DOE currently owns two AXYS WindSentinel buoys that collect meteorological and oceanographic data to support resource characterization for offshore wind energy.

In response to several inquiries and unsolicited proposals, DOE’s Wind Energy Technologies has started the loan program.

DOE’s Pacific Northwest National Laboratory (PNNL) manages the loan program and will periodically advertise requests for applications (RFAs) where interested parties are invited to submit applications to borrow the buoys.

The first RFA was sent out in December of 2016 via a posting to FedBizOpps.gov. Future RFA announcements will also be posted there, PNNL said.

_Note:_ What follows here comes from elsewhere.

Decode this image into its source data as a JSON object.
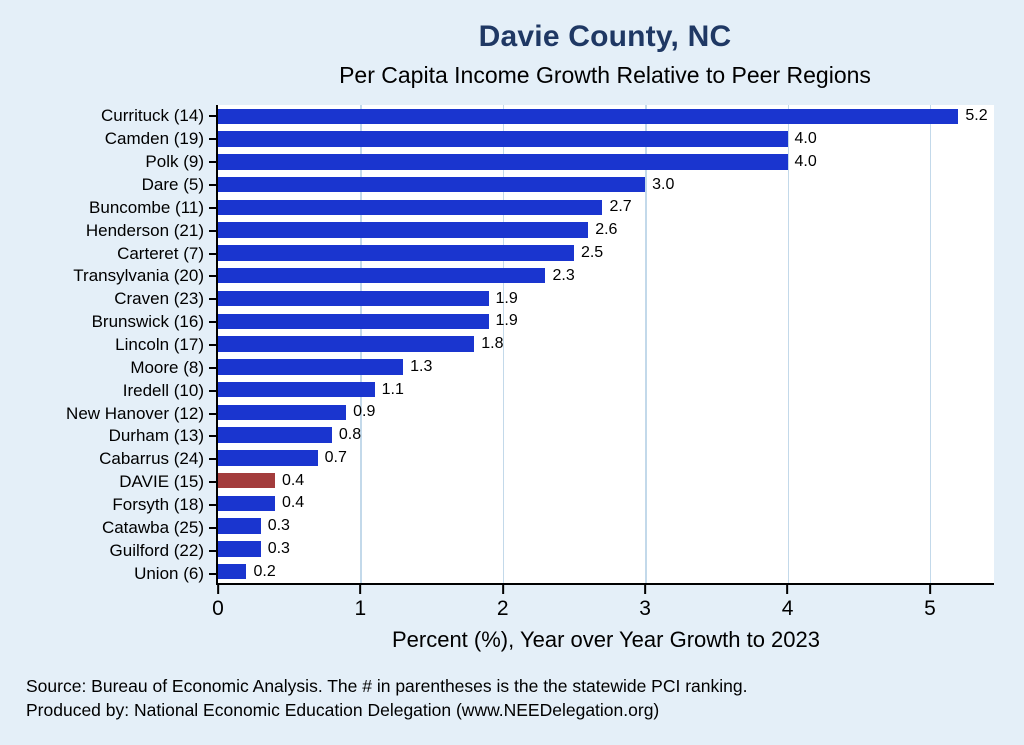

PNNL will proactively work with interested parties to enable the loan of the LiDAR buoys. The loan program framework is based on the assumption that borrowing partners will deploy the buoys for approximately one year to support data collection and analysis over an annual weather cycle.

Partners will assume complete responsibility for the funding, deployment logistics, maintenance, and safe retrieval of each buoy over the duration of the loan. Borrowers will be required to return the buoy to DOE in the same functional condition in which they received it.

Neither PNNL nor DOE will provide funds to the borrowers of the buoys to support their proposed deployment. PNNL does not intend to closely manage the buoy deployments; however, there are key decision gates where the selected partner will be expected to provide documentation and participate in discussions to demonstrate readiness to move on to the next stage. PNNL and DOE stakeholders will participate in these reviews and concurrence to proceed is required.

The two buoys were delivered to PNNL in September, 2014. After acceptance testing and initial performance testing and evaluation at PNNL’s Marine Sciences Laboratory in Sequim, Washington, the buoys have been deployed off the US East Coast.

One buoy was deployed approximately 42 km east of Virginia Beach, Virginia from December, 2014 through June, 2016. The second buoy was deployed approximately 5 km off Atlantic City, New Jersey in November, 2015.

The data produced by the buoys represent the first publicly available multi-seasonal hub-height data to be collected in US coastal waters.